Batı basını bu beyanda manşetlik bir sansasyon görmedi, yasak savmak babından haberlerle yetindi. Halbuki Hamas’ın o belgesinde ‘Yahudileri yeryüzünden silmeye azimliyiz’ denseydi bunu muhakkak manşetlere taşırdı. “İslamcılar”dan sadır olan makul açıklamalar para etmiyor.
A evet, hâlâ Siyonistlerle mücadeleden bahsediyor Hamas… Batı’daki yaygın ve hakim anlayışa göre Siyonizm aleyhtarlığı antisemitizmin bir cüzüdür ve hatta onun ta kendisidir. Zira Siyonizm aleyhtarları, Yahudilere bir devleti çok görmek suretiyle, onları ırklarından ve dinlerinden ötürü negatif ayrımcılığa tabi tutmaktadırlar. Binaenaleyh, Hamas hâlâ antisemittir!
Öyle mi? Değil işte! Siyonizm aleyhtarları ‘Yahudilerin devleti olmasın’ demiyorlar ki. ‘Filistin topraklarında Filistinlilerin rızası hilafına kurulan Yahudi devleti gayri meşrudur’ diyorlar. Filistin topraklarının işgaline, Filistin halkına reva görülen sürgün ve katliama karşı çıkıyorlar. Almanya veya İngiltere yahut Amerika Birleşik Devletleri ‘Falan bölgemi Yahudi devletine tahsis ettim’ deseydi, buna kimse itiraz etmezdi.
***
‘Yahudilerin kadîm yurdu olan Filistin dururken niye başka bir ülkenin toprakları olsun ki?’ diye sorulabilir ve soruluyor zaten.
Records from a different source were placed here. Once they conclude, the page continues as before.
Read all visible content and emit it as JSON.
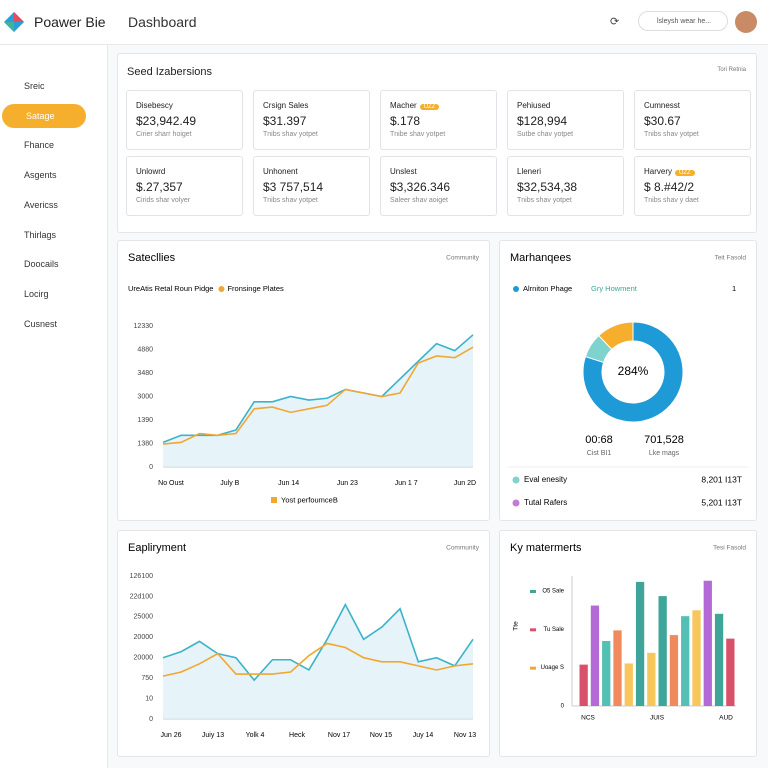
{
  "header": {
    "logo": "Poawer Bie",
    "title": "Dashboard",
    "search": "lsleysh wear he..."
  },
  "sidebar": {
    "active": 1,
    "items": [
      "Sreic",
      "Satage",
      "Fhance",
      "Asgents",
      "Avericss",
      "Thirlags",
      "Doocails",
      "Locirg",
      "Cusnest"
    ]
  },
  "kpi": {
    "title": "Seed Izabersions",
    "corner": "Tori Retnia",
    "cards": [
      {
        "label": "Disebescy",
        "value": "$23,942.49",
        "note": "Cirier sharr hoiget"
      },
      {
        "label": "Crsign Sales",
        "value": "$31.397",
        "note": "Tnibs shav yotpet"
      },
      {
        "label": "Macher",
        "badge": "UZZ",
        "value": "$.178",
        "note": "Tnibe shav yotpet"
      },
      {
        "label": "Pehiused",
        "value": "$128,994",
        "note": "Sutbe chav yotpet"
      },
      {
        "label": "Cumnesst",
        "value": "$30.67",
        "note": "Tnibs shav yotpet"
      },
      {
        "label": "Unlowrd",
        "value": "$.27,357",
        "note": "Cirids shar volyer"
      },
      {
        "label": "Unhonent",
        "value": "$3 757,514",
        "note": "Tnibs shav yotpet"
      },
      {
        "label": "Unslest",
        "value": "$3,326.346",
        "note": "Saleer shav aoiget"
      },
      {
        "label": "Lleneri",
        "value": "$32,534,38",
        "note": "Tnibs shav yotpet"
      },
      {
        "label": "Harvery",
        "badge": "UZZ",
        "value": "$ 8.#42/2",
        "note": "Tnibs shav y daet"
      }
    ]
  },
  "sales_chart": {
    "type": "line",
    "title": "Satecllies",
    "corner": "Community",
    "ylim": [
      0,
      8
    ],
    "ytick_labels": [
      "0",
      "1380",
      "1390",
      "3000",
      "3480",
      "4880",
      "12330"
    ],
    "xtick_labels": [
      "No Oust",
      "July B",
      "Jun 14",
      "Jun 23",
      "Jun 1 7",
      "Jun 2D"
    ],
    "series": [
      {
        "name": "UreAtis Retal Roun Pidge",
        "color": "#3bb3c9",
        "values": [
          1.4,
          1.8,
          1.8,
          1.8,
          2.1,
          3.7,
          3.7,
          4.0,
          3.8,
          3.9,
          4.4,
          4.2,
          4.0,
          5.0,
          6.0,
          7.0,
          6.6,
          7.5
        ]
      },
      {
        "name": "Fronsinge Plates",
        "color": "#f0a830",
        "values": [
          1.3,
          1.4,
          1.9,
          1.8,
          1.9,
          3.3,
          3.4,
          3.1,
          3.3,
          3.5,
          4.4,
          4.2,
          4.0,
          4.2,
          5.9,
          6.3,
          6.2,
          6.8
        ]
      }
    ],
    "footer": "Yost perfoumceB",
    "footer_color": "#f0a830"
  },
  "donut": {
    "type": "pie",
    "title": "Marhanqees",
    "corner": "Teit Fasold",
    "legend": [
      "Alrniton Phage",
      "Gry Howment"
    ],
    "legend_count": "1",
    "center": "284%",
    "values": [
      80,
      8,
      12
    ],
    "colors": [
      "#1e9ad6",
      "#7fd3cf",
      "#f6ae2d"
    ],
    "stats": [
      {
        "value": "00:68",
        "label": "Cist BI1"
      },
      {
        "value": "701,528",
        "label": "Lke mags"
      }
    ],
    "rows": [
      {
        "name": "Eval enesity",
        "value": "8,201 I13T",
        "color": "#7fd3cf"
      },
      {
        "name": "Tutal Rafers",
        "value": "5,201 I13T",
        "color": "#c27bd6"
      }
    ]
  },
  "employment_chart": {
    "type": "line",
    "title": "Eapliryment",
    "corner": "Community",
    "ylim": [
      0,
      7
    ],
    "ytick_labels": [
      "0",
      "10",
      "750",
      "20000",
      "20000",
      "25000",
      "22d100",
      "126100"
    ],
    "xtick_labels": [
      "Jun 26",
      "Juiy 13",
      "Yolk 4",
      "Heck",
      "Nov 17",
      "Nov 15",
      "Juy 14",
      "Nov 13"
    ],
    "series": [
      {
        "color": "#3bb3c9",
        "values": [
          3.0,
          3.3,
          3.8,
          3.2,
          3.0,
          1.9,
          2.9,
          2.9,
          2.4,
          3.9,
          5.6,
          3.9,
          4.5,
          5.4,
          2.8,
          3.0,
          2.6,
          3.9
        ]
      },
      {
        "color": "#f0a830",
        "values": [
          2.1,
          2.3,
          2.7,
          3.2,
          2.2,
          2.2,
          2.2,
          2.3,
          3.1,
          3.7,
          3.5,
          3.0,
          2.8,
          2.8,
          2.6,
          2.4,
          2.6,
          2.7
        ]
      }
    ]
  },
  "bar_chart": {
    "type": "bar",
    "title": "Ky matermerts",
    "corner": "Tesi Fasold",
    "axis_label": "Tte",
    "ylim": [
      0,
      11
    ],
    "ytick_labels": [
      "0",
      "Uoage S",
      "Tu Sale",
      "O5 Sale"
    ],
    "ytick_colors": [
      null,
      "#f0a830",
      "#d9506a",
      "#3fa59a"
    ],
    "xtick_labels": [
      "NCS",
      "JUIS",
      "AUD"
    ],
    "values": [
      3.5,
      8.5,
      5.5,
      6.4,
      3.6,
      10.5,
      4.5,
      9.3,
      6.0,
      7.6,
      8.1,
      10.6,
      7.8,
      5.7
    ],
    "colors": [
      "#d9506a",
      "#b36ad6",
      "#53bfb5",
      "#f08a5d",
      "#f7c65d",
      "#3fa59a",
      "#f7c65d",
      "#3fa59a",
      "#f08a5d",
      "#53bfb5",
      "#f7c65d",
      "#b36ad6",
      "#3fa59a",
      "#d9506a"
    ]
  }
}
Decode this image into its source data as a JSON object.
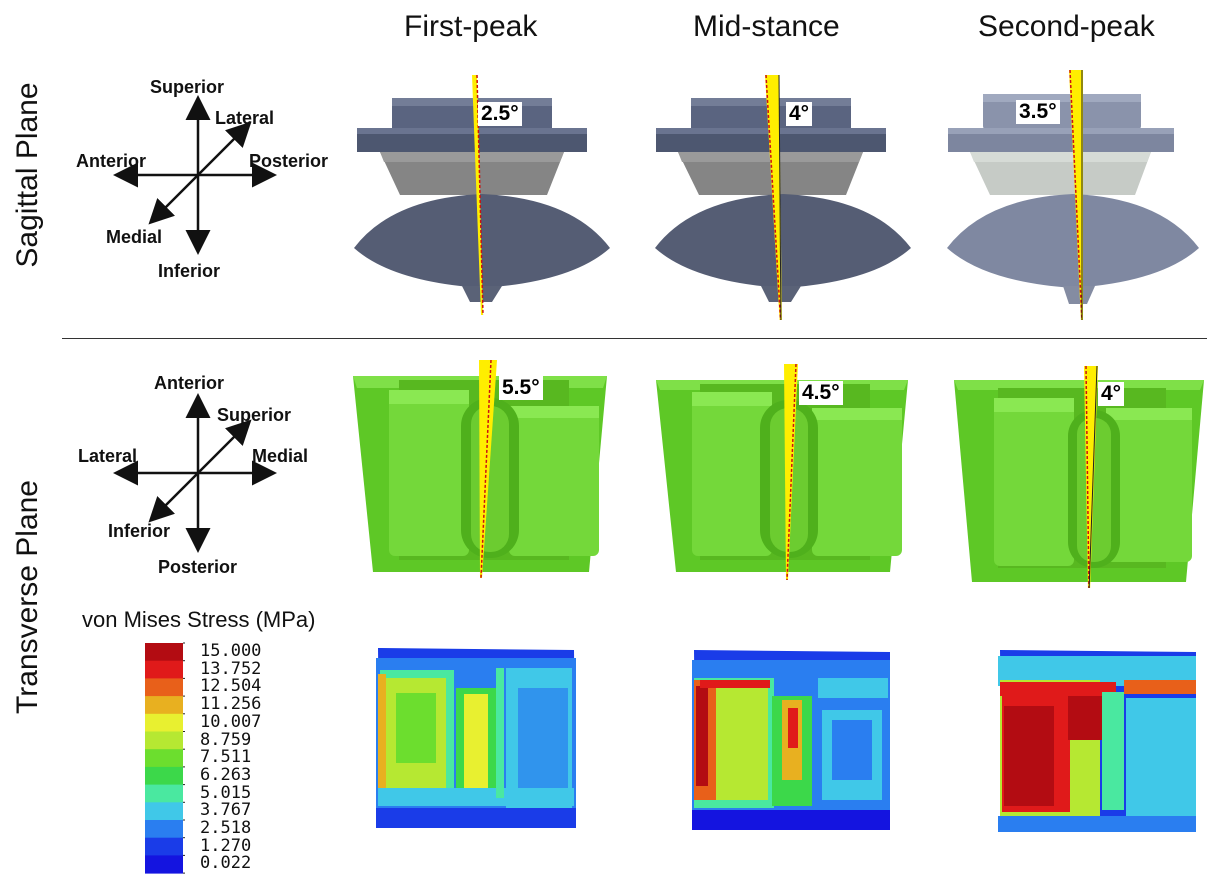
{
  "columns": [
    {
      "title": "First-peak"
    },
    {
      "title": "Mid-stance"
    },
    {
      "title": "Second-peak"
    }
  ],
  "rows": {
    "sagittal": {
      "title": "Sagittal Plane",
      "axes": {
        "up": "Superior",
        "down": "Inferior",
        "left": "Anterior",
        "right": "Posterior",
        "diag_up": "Lateral",
        "diag_down": "Medial"
      },
      "angles": [
        "2.5°",
        "4°",
        "3.5°"
      ]
    },
    "transverse": {
      "title": "Transverse Plane",
      "axes": {
        "up": "Anterior",
        "down": "Posterior",
        "left": "Lateral",
        "right": "Medial",
        "diag_up": "Superior",
        "diag_down": "Inferior"
      },
      "angles": [
        "5.5°",
        "4.5°",
        "4°"
      ]
    }
  },
  "legend": {
    "title": "von Mises Stress (MPa)",
    "values": [
      "15.000",
      "13.752",
      "12.504",
      "11.256",
      "10.007",
      "8.759",
      "7.511",
      "6.263",
      "5.015",
      "3.767",
      "2.518",
      "1.270",
      "0.022"
    ],
    "colors": [
      "#b30c12",
      "#e01a1a",
      "#e8601a",
      "#e8b020",
      "#e8f030",
      "#b6e832",
      "#6cde2e",
      "#3cd84a",
      "#4ae8a0",
      "#40c8e8",
      "#2a7ef0",
      "#1a3ce8",
      "#1414e0"
    ]
  },
  "colors": {
    "implant_dark": "#4d5770",
    "implant_mid": "#6e768c",
    "tibial_grey": "#8a8a8a",
    "insert_green": "#62d028",
    "wedge_yellow": "#ffee00"
  }
}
Bu mantıkla, Endülüs’ten sürülen Berberilerin ve Arapların oraya geri dönüp Endülüs İslam Devleti’ni yeniden kurmalarına müsaade etmek de gerekir.
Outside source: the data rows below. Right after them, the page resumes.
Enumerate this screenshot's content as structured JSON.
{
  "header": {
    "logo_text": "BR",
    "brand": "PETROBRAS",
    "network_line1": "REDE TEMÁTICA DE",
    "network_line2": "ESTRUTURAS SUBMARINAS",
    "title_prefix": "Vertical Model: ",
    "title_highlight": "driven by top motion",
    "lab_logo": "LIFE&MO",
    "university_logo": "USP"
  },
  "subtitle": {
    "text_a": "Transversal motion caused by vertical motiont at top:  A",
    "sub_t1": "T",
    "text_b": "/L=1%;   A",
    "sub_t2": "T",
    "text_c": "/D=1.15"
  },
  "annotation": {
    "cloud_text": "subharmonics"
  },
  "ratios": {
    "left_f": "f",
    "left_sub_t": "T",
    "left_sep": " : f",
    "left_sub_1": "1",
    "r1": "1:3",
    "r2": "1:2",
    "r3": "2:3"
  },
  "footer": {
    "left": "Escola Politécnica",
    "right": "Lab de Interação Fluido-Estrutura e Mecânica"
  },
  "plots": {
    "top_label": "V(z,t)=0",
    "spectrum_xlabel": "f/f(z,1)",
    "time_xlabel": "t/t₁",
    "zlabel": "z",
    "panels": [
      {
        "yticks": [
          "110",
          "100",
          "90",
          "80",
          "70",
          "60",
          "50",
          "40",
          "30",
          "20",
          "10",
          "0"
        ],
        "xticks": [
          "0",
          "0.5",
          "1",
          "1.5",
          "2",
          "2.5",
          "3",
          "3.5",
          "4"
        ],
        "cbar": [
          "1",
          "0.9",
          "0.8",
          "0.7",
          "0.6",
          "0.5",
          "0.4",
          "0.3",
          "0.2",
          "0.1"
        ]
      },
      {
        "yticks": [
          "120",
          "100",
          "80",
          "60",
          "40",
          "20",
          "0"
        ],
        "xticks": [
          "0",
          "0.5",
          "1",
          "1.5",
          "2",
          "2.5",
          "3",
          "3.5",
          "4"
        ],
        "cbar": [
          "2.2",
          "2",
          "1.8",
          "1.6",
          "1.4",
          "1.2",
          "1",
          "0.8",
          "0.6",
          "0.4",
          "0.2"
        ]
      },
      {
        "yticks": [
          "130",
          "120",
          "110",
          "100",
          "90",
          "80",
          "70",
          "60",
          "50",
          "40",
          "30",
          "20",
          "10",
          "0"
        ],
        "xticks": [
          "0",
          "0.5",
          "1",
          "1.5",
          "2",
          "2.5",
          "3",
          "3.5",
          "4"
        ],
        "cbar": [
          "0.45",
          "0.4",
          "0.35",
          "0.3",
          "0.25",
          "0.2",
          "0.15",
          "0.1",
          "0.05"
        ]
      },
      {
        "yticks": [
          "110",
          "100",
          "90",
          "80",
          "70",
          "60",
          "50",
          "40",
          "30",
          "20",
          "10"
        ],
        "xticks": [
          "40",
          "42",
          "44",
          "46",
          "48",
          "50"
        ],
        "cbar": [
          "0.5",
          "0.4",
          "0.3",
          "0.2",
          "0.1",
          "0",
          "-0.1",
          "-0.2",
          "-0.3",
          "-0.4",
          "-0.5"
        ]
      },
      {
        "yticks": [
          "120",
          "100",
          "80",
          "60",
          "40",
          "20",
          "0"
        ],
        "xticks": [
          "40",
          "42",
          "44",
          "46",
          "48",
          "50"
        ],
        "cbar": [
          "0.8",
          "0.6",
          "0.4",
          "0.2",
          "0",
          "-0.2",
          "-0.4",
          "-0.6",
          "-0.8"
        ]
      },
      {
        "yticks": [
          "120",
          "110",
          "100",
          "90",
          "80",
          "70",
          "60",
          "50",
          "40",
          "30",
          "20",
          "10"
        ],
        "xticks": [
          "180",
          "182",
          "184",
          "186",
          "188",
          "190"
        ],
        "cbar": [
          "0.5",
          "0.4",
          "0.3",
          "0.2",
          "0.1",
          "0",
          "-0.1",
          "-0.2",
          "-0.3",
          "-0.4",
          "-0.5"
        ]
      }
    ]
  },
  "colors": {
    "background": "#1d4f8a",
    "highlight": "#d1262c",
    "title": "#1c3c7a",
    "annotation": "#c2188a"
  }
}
Muhammed Esed -henüz Leopold Weiss isimli Yahudi iken- Siyonist hareketin liderlerinden Chaim Weizmann’a şöyle bir ders vermişti: Tarihte Filistin toprakları üzerinde kurulan iki Yahudi devleti toplamda sadece 500 sene, Endülüs’teki Müslüman devletler ise toplamda 800 sene hüküm sürdü. Üstelik Yahudiler Filistin’den sürüleli 2000 sene oluyor, Müslümanlar ise Endülüs’ten daha 500 sene önce sürüldüler. Neresinden bakarsanız bakın, onların Endülüs üzerinde hak iddia etmeleri Yahudilerin Filistin üzerinde hak iddia etmelerinden daha makul olur. ‘Ama Endülüs onların öz yurdu değildi, oraya dışarıdan gelmiştiler’ argümanı geçersizdir. İsrailoğulları da Filistin’e Mısır’dan gelmiştiler. Geldiklerinde orada başka bir halk vardı ve o halkla savaşarak kendilerine yer açtılar.
Şeytanın avukatlığına soyunalım ve Muhammed Esed’e cevap yetiştirmeye çalışalım: Mısır’daki İsrailoğulları’nın ataları göçebe bir halktı. O halkın başlangıç noktasının Filistin olmadığı ne malum? Mısır’dan çıkıp Filistin’e giden İsrailoğulları, belki de atalarının yurduna ve dolayısıyla öz vatanlarına dönmüş oldular; bir müddet sonra da Yahudiler Filistin’den sürüldüler, 2000 sene sürgünde yaşadılar ve nihayet Siyonist hareket sayesinde geri dönüp Tanrı’nın İsrailoğulları’na vaat ettiği kutsal topraklar üzerinde İsrail devletini kurdular…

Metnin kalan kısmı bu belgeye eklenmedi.